And how that means for a year or more they won't have great lungs, so they will wake up wheezy for what seems like forever. (You can't sleep train that away.)
They don't address bloody noses in the middle of the night. You can't leave them alone with those.

And sleep books can have all the theories they like about when preschool kids get scared in the middle of the night, or just don't feel sleepy anymore at 4am, or worry about their teething sister at 3am, but none of those theories actually get me any sleep. Sleep training doesn't cure that. And family bed doesn't make it work. And nothing in the undefined in-between has really helped me.
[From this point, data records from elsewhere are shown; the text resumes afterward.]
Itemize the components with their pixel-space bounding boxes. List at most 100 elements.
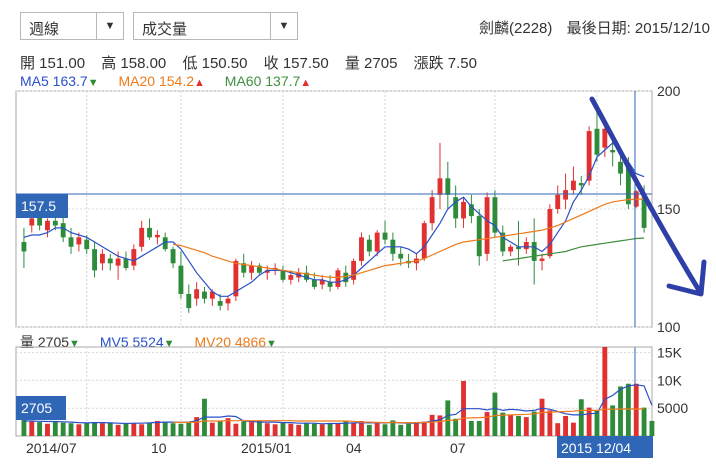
volume-bar (492, 392, 498, 436)
ma20-legend-label: MA20 154.2 (118, 73, 195, 89)
candle-body (618, 161, 623, 174)
candle-body (84, 239, 90, 250)
volume-bar (178, 423, 184, 436)
volume-bar (335, 423, 341, 436)
volume-bar (382, 424, 388, 436)
candle-body (202, 291, 207, 299)
ma5-legend-label: MA5 163.7 (20, 73, 88, 89)
volume-bar (390, 420, 396, 436)
volume-bar (217, 420, 223, 436)
x-tick-label: 2014/07 (26, 440, 77, 456)
candle-body (625, 166, 631, 205)
volume-bar (445, 400, 451, 436)
quote-close: 收 157.50 (263, 55, 329, 72)
volume-grid (16, 347, 652, 436)
candle-body (272, 268, 278, 269)
volume-bar (272, 424, 278, 436)
volume-bar (343, 421, 349, 436)
chevron-down-icon[interactable]: ▼ (96, 13, 123, 39)
volume-bar (406, 423, 412, 436)
candle-body (586, 131, 592, 181)
ma60-legend: MA60 137.7▲ (225, 73, 311, 89)
triangle-down-icon: ▼ (163, 338, 175, 350)
candle-body (249, 265, 255, 273)
price-y-tick-label: 200 (657, 83, 681, 99)
mv20-legend-label: MV20 4866 (194, 334, 267, 350)
volume-bar (68, 423, 74, 436)
x-tick-label: 2015/01 (241, 440, 292, 456)
candle-body (147, 227, 152, 238)
x-axis: 2014/07 10 2015/01 04 07 (26, 440, 466, 456)
quote-volume: 量 2705 (344, 55, 398, 72)
candle-body (52, 220, 58, 226)
quote-open: 開 151.00 (20, 55, 86, 72)
x-tick-label: 07 (450, 440, 466, 456)
candle-body (570, 180, 576, 191)
volume-bar (366, 424, 372, 436)
candle-body (194, 289, 200, 299)
candle-body (139, 227, 145, 247)
candle-body (37, 216, 43, 226)
candle-body (461, 201, 466, 219)
candle-body (319, 279, 325, 285)
candle-body (45, 220, 50, 231)
volume-bar (633, 383, 639, 436)
volume-bar (586, 407, 592, 436)
volume-bar (523, 417, 529, 436)
triangle-up-icon: ▲ (300, 77, 312, 89)
candle-body (563, 190, 569, 200)
price-y-axis: 200 150 100 (657, 83, 681, 335)
date-tag (557, 436, 653, 458)
triangle-up-icon: ▲ (194, 77, 205, 89)
candle-body (264, 270, 270, 273)
candle-body (92, 249, 98, 271)
candle-body (225, 298, 231, 304)
indicator-select[interactable]: 成交量 ▼ (133, 12, 298, 40)
stock-info: 劍麟(2228) 最後日期: 2015/12/10 (469, 17, 710, 38)
quote-change: 漲跌 7.50 (413, 55, 477, 72)
interval-select[interactable]: 週線 ▼ (20, 12, 124, 40)
triangle-down-icon: ▼ (87, 77, 99, 89)
triangle-down-icon: ▼ (266, 338, 277, 350)
candle-body (256, 265, 262, 273)
chevron-down-icon[interactable]: ▼ (270, 13, 297, 39)
candle-body (29, 218, 35, 226)
volume-bar (437, 415, 443, 436)
volume-bar (52, 421, 58, 436)
candle-body (398, 253, 404, 259)
candle-body (154, 234, 160, 238)
stock-label: 劍麟(2228) (479, 20, 553, 37)
volume-bar (468, 420, 474, 436)
volume-bar (359, 420, 364, 436)
volume-bar (610, 405, 616, 436)
volume-bar (233, 423, 239, 436)
ma-legend: MA5 163.7▼ MA20 154.2▲ MA60 137.7▲ (20, 73, 327, 89)
annotation-arrow-line (589, 96, 703, 295)
volume-bar (147, 422, 152, 436)
last-date-label: 最後日期: 2015/12/10 (566, 20, 710, 37)
candle-body (304, 272, 309, 280)
candle-body (555, 194, 561, 209)
volume-bar (225, 418, 231, 436)
candle-body (241, 263, 247, 273)
volume-tag (16, 396, 66, 420)
volume-bar (547, 410, 553, 436)
candle-body (280, 270, 286, 280)
volume-bar (241, 421, 247, 436)
indicator-select-value: 成交量 (142, 21, 188, 38)
volume-bar (37, 422, 43, 436)
volume-bar (92, 422, 98, 436)
volume-bar (570, 422, 576, 436)
volume-bar (194, 417, 200, 436)
candle-body (359, 237, 364, 261)
candle-body (162, 237, 168, 250)
volume-y-tick-label: 15K (657, 345, 683, 361)
candle-body (21, 242, 27, 252)
volume-bar (45, 423, 50, 436)
volume-bar (131, 423, 137, 436)
volume-bar (296, 424, 302, 436)
date-tag-label: 2015 12/04 (561, 440, 631, 456)
candle-body (437, 178, 443, 195)
volume-panel-frame (15, 346, 653, 437)
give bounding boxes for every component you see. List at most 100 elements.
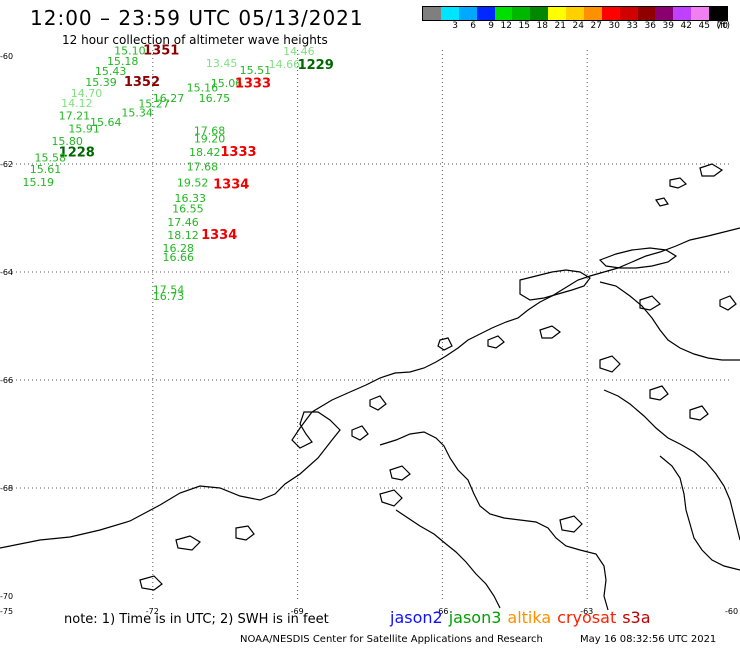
map-title: 12:00 – 23:59 UTC 05/13/2021 [30,6,364,30]
wave-height-value: 16.27 [153,92,185,105]
wave-height-value: 16.28 [162,242,194,255]
map-grid [8,50,732,600]
color-scale-labels: 3 6 9 12 15 18 21 24 27 30 33 36 39 42 45 70 [422,21,728,31]
scale-swatch [530,7,549,20]
island-small-9 [351,425,369,441]
island-small-5 [655,197,669,207]
island-small-19 [719,295,737,311]
wave-height-value: 15.80 [51,135,83,148]
island-small-10 [389,465,411,481]
pass-time-label: 1228 [59,145,95,160]
pass-time-label: 1351 [143,43,179,58]
wave-height-value: 15.06 [211,77,243,90]
ice-shelf-coast [395,509,501,609]
wave-height-value: 15.19 [22,176,54,189]
longitude-label: -72 [146,607,159,616]
scale-swatch [512,7,531,20]
wave-height-value: 15.10 [114,44,146,57]
scale-label: 18 [536,21,548,31]
scale-label: 12 [500,21,512,31]
satellite-legend-item: jason2 [390,608,443,627]
scale-label: 36 [644,21,656,31]
scale-swatch [476,7,495,20]
pass-time-label: 1333 [220,145,256,160]
wave-height-value: 15.27 [138,97,170,110]
scale-swatch [637,7,656,20]
island-small-13 [599,355,621,373]
scale-label: 24 [572,21,584,31]
island-small-11 [379,489,403,507]
island-ne [598,247,678,269]
scale-label: 42 [680,21,692,31]
satellite-legend-item: jason3 [448,608,502,627]
wave-height-value: 15.91 [68,123,100,136]
island-small-3 [669,177,688,189]
scale-label: 15 [518,21,530,31]
latitude-label: -64 [0,268,13,277]
wave-height-value: 15.16 [187,82,219,95]
wave-height-value: 19.20 [194,132,226,145]
longitude-label: -63 [580,607,593,616]
latitude-label: -62 [0,160,13,169]
scale-label: 3 [452,21,458,31]
wave-height-value: 15.39 [85,76,117,89]
wave-height-value: 15.58 [35,151,66,164]
scale-swatch [601,7,620,20]
scale-label: 6 [470,21,476,31]
axis-labels: -60 -62 -64 -66 -68 -70 -75 -72 -69 -66 -63 -60 [0,52,738,616]
latitude-label: -66 [0,376,13,385]
inner-coast [379,431,609,611]
wave-height-value: 15.64 [90,116,122,129]
island-small-15 [175,535,201,551]
island-small-2 [639,295,661,311]
color-scale-unit: (ft) [716,21,730,31]
scale-swatch [440,7,459,20]
pass-time-label: 1352 [124,75,160,90]
island-small-4 [699,163,724,177]
scale-swatch [548,7,566,20]
longitude-label: -75 [0,607,13,616]
pass-time-label: 1229 [298,58,334,73]
scale-swatch [494,7,513,20]
scale-swatch [423,7,441,20]
island-small-12 [559,515,583,533]
island-small-14 [649,385,669,401]
scale-swatch [458,7,477,20]
island-small-1 [539,325,561,339]
wave-height-value: 15.43 [95,65,127,78]
scale-label: 70 [716,21,728,31]
scale-swatch [619,7,638,20]
wave-height-value: 17.46 [167,216,199,229]
scale-label: 21 [554,21,566,31]
latitude-label: -60 [0,52,13,61]
scale-label: 39 [662,21,674,31]
wave-height-value: 18.42 [189,146,221,159]
scale-label: 9 [488,21,494,31]
wave-height-value: 14.12 [61,97,93,110]
wave-height-value: 16.55 [172,203,204,216]
wave-height-value: 18.12 [167,229,199,242]
antarctic-peninsula-coast [0,227,740,549]
wave-height-value: 16.33 [175,192,207,205]
wave-height-color-scale: 3 6 9 12 15 18 21 24 27 30 33 36 39 42 45 70 (ft) [422,6,730,31]
scale-swatch [566,7,584,20]
wave-height-value: 14.66 [269,58,301,71]
island-small-17 [235,525,255,541]
satellite-legend-item: s3a [622,608,651,627]
wave-height-value: 16.73 [153,290,185,303]
wave-height-value: 16.66 [162,251,194,264]
scale-label: 30 [608,21,620,31]
scale-swatch [583,7,602,20]
island-small-18 [689,405,709,421]
satellite-legend-item: cryosat [557,608,617,627]
longitude-label: -69 [291,607,304,616]
east-coast [599,281,740,361]
generation-timestamp: May 16 08:32:56 UTC 2021 [580,634,717,645]
island-small-6 [487,335,505,349]
island-small-7 [437,337,453,351]
pass-time-label: 1334 [201,228,237,243]
pass-time-label: 1334 [213,177,249,192]
coastline [0,163,740,611]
My solution has been to tell Blake, "Once our kids are in school...our house will still look this messy, and I will still barely cook dinner, because I will be asleep all day, every day, while they are in class to make up for this madness."
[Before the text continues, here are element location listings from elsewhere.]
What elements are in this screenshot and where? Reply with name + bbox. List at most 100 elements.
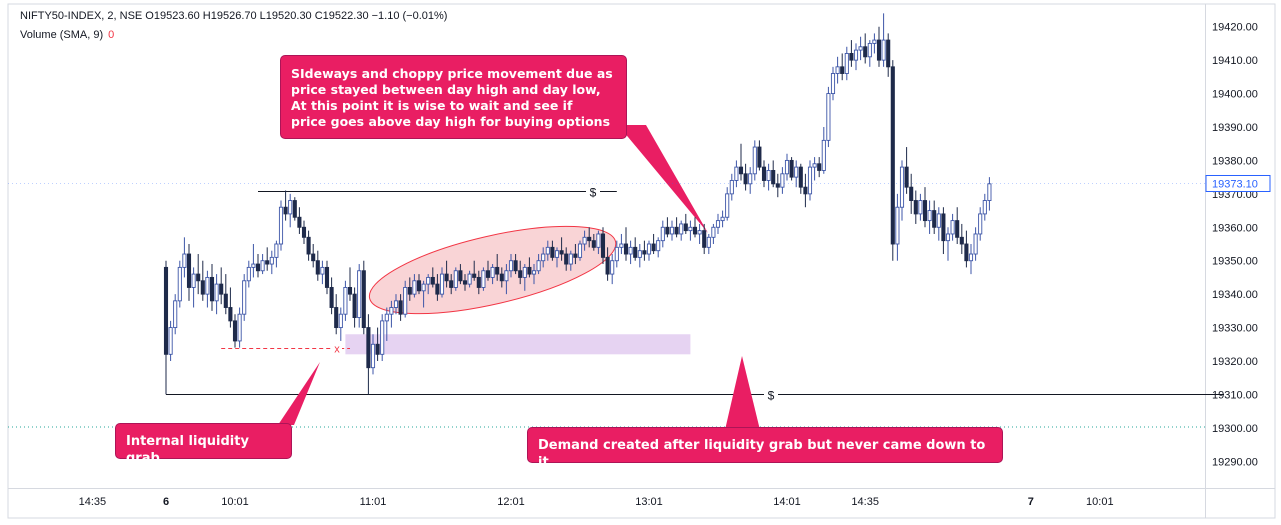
- candle-body: [564, 253, 569, 265]
- candle-body: [430, 276, 435, 285]
- candle-body: [656, 240, 661, 252]
- candle-body: [242, 280, 247, 315]
- candle-body: [757, 146, 762, 168]
- candle-body: [849, 53, 854, 61]
- candle-body: [209, 276, 215, 302]
- candle-body: [610, 260, 615, 275]
- candle-body: [895, 206, 900, 245]
- candle-body: [554, 250, 560, 258]
- candle-body: [794, 166, 799, 178]
- candle-body: [545, 246, 550, 255]
- candle-body: [858, 46, 863, 51]
- candle-body: [531, 270, 537, 275]
- candle-body: [628, 246, 633, 255]
- x-marker-bg: [332, 342, 342, 354]
- candle-body: [642, 250, 647, 255]
- callout-internal-liquidity[interactable]: Internal liquidity grab: [115, 423, 292, 466]
- last-price-tag: [1205, 174, 1271, 192]
- volume-indicator[interactable]: Volume (SMA, 9) 0: [20, 29, 114, 41]
- y-tick-label: 19350.00: [1212, 256, 1258, 268]
- candle-body: [711, 226, 716, 238]
- candle-body: [669, 226, 675, 235]
- candle-body: [927, 210, 932, 222]
- candle-body: [182, 253, 187, 268]
- candle-body: [683, 223, 688, 232]
- candle-body: [274, 243, 279, 258]
- candle-body: [748, 173, 753, 185]
- y-tick-label: 19320.00: [1212, 356, 1258, 368]
- candle-body: [453, 270, 458, 288]
- candle-body: [692, 226, 698, 235]
- candle-body: [876, 39, 882, 61]
- candle-body: [380, 320, 385, 355]
- candle-body: [932, 210, 937, 228]
- candle-body: [743, 173, 748, 185]
- candle-body: [651, 243, 656, 252]
- candle-body: [559, 250, 564, 255]
- callout-demand[interactable]: Demand created after liquidity grab but …: [527, 427, 1003, 470]
- candle-body: [255, 263, 261, 272]
- candle-body: [343, 287, 348, 315]
- candle-body: [283, 206, 288, 215]
- candle-body: [582, 236, 587, 245]
- candle-body: [329, 287, 334, 308]
- candle-body: [301, 226, 307, 238]
- candle-body: [872, 39, 877, 44]
- candle-body: [384, 313, 389, 322]
- candle-body: [357, 270, 362, 318]
- dollar-marker-bg: [764, 387, 778, 402]
- candle-body: [334, 307, 339, 329]
- x-tick-label: 7: [1028, 496, 1034, 508]
- candle-body: [338, 313, 343, 329]
- callout-sideways-line: At this point it is wise to wait and see…: [291, 98, 573, 113]
- candle-body: [605, 256, 610, 275]
- candle-body: [228, 307, 233, 322]
- candle-body: [361, 270, 366, 329]
- y-tick-label: 19340.00: [1212, 289, 1258, 301]
- candle-body: [766, 170, 771, 181]
- candle-body: [513, 260, 518, 272]
- dollar-marker: $: [590, 186, 597, 200]
- candle-body: [665, 226, 670, 235]
- candle-body: [541, 253, 546, 262]
- candle-body: [389, 307, 394, 315]
- candle-body: [536, 260, 541, 272]
- candle-body: [637, 250, 642, 258]
- x-tick-label: 13:01: [635, 496, 663, 508]
- candle-body: [835, 66, 840, 74]
- candle-body: [426, 276, 431, 285]
- dollar-marker-bg: [586, 184, 600, 199]
- candle-body: [798, 166, 803, 188]
- callout-sideways-line: SIdeways and choppy price movement due a…: [291, 66, 613, 81]
- candle-body: [596, 233, 601, 248]
- candle-body: [416, 280, 422, 292]
- candle-body: [964, 243, 969, 262]
- demand-zone: [345, 334, 691, 355]
- y-tick-label: 19360.00: [1212, 222, 1258, 234]
- callout-sideways-pointer: [618, 125, 708, 233]
- candle-body: [467, 273, 472, 285]
- last-price-label: 19373.10: [1212, 178, 1258, 190]
- candle-body: [936, 213, 941, 228]
- candle-body: [909, 186, 914, 201]
- candle-body: [173, 300, 178, 329]
- candle-body: [591, 240, 596, 248]
- x-tick-label: 10:01: [1086, 496, 1114, 508]
- candle-body: [826, 93, 831, 141]
- y-tick-label: 19290.00: [1212, 456, 1258, 468]
- candle-body: [352, 293, 357, 318]
- candle-body: [830, 73, 836, 95]
- y-tick-label: 19330.00: [1212, 323, 1258, 335]
- candle-body: [458, 270, 463, 282]
- candle-body: [867, 42, 872, 58]
- candle-body: [573, 253, 578, 258]
- candle-body: [265, 260, 270, 265]
- y-tick-label: 19410.00: [1212, 55, 1258, 67]
- callout-sideways[interactable]: SIdeways and choppy price movement due a…: [280, 55, 627, 139]
- candle-body: [504, 270, 509, 282]
- candle-body: [311, 253, 316, 262]
- candle-body: [987, 183, 992, 201]
- candle-body: [246, 266, 251, 282]
- candle-body: [288, 200, 293, 215]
Ruby is getting four molars right now.

Tuesday, August 27, 2013

I'm reading "Life of Pi", in the van on the way to Papa & Granny's house, the boat is sinking, he is losing everything, my heart has started to race. I hear Jasmine asleep but stirring in her carseat. I don't know how I heard it, over the disney movie in the back, the grown up music in the front, and my own imagination running away with the story, but I did. I turned around. She's asleep but her nose is bleeding. That first bead gathering, her head turning restlessly back and forth. The sight of blood in the midst of my story-driven adrenaline, sets me into hyper drive. I set the book down and try to unbuckle my seat belt, but in my furious state I cannot press the button long enough to release it. I slam the button. Over and over. Finally I am freed. I grab the nearest McDonalds nakpin strewn in the floor and press it to my target.
She cries so much when her nose bleeds. She gets so emotional. It happens so often. (I always wonder why, with that mom-love-fear-driven tense passion.)
She fights me of course. Pulling her just now woken up nose away from me. "Ow. Ow. Ow." (She says this every time I wipe her nose.)
Thankfully it stops bleeding fast.

Her face, and my hand, are smeared with blood.
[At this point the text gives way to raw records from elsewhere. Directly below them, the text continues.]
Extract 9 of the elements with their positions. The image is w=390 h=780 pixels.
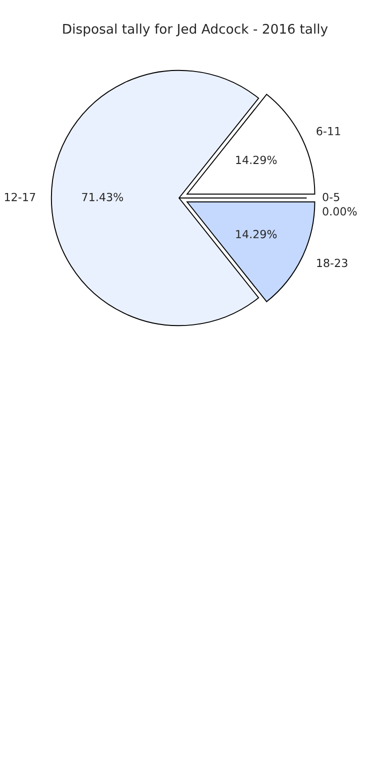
category-label: 0-5 [322,192,340,202]
text: 0.00% [322,207,357,216]
data-label: 14.29% [236,156,277,164]
data-label: 14.29% [236,230,277,238]
slice-label: 12-17 [5,192,36,202]
slice-label: 18-23 [317,258,348,268]
chart-title: Disposal tally for Jed Adcock - 2016 tally [63,24,328,36]
slice-label: 6-11 [316,126,340,136]
data-label: 71.43% [82,192,124,202]
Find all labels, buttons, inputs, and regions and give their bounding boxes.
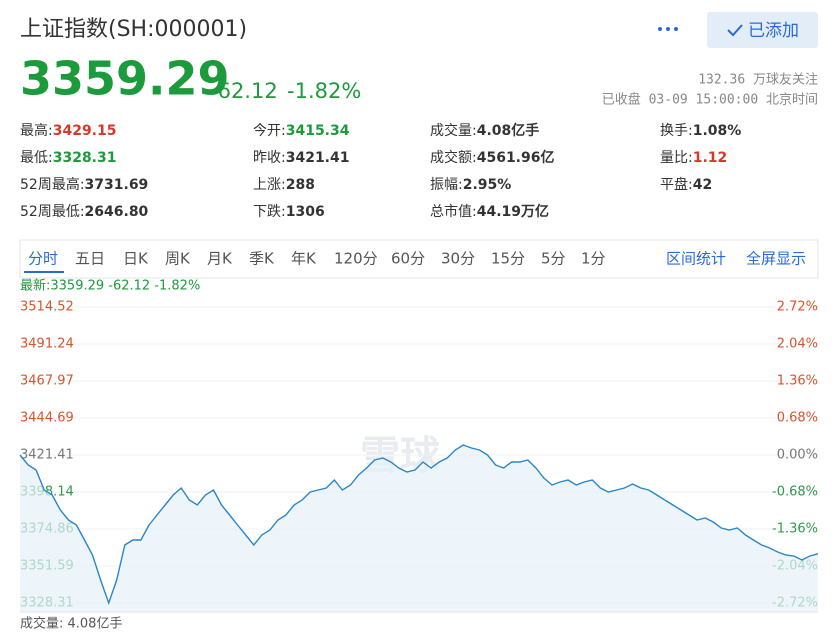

I try to feel a deepness about that. Wrap my mind around love and life. But its really just messy. I really just need a sink.

She's awake now.
And happy.
So happy.
So so happy.

We are on our way to Papa & Granny and COUSINS.
She's been dancing in her car seat the whole day.
She's back at it.
Telling me how she is happy.
And why.
And that she "can't sleep in the car."
All these words, smiles and joy, with a face smeared in blood.
Such a strange sight to me.
I try to feel a deepness about it. Wrap my mind around joy and pain.
But again,
its really just messy.
I really just need a sink.
And I wonder, if we were to stop for gas if someone might think we hurt her.
But she isn't thinking anything but "hurray for this trip." Not a single solitary thought towards her state. And I like that. And I wish something more from that.
And I try to take some strength from that for me.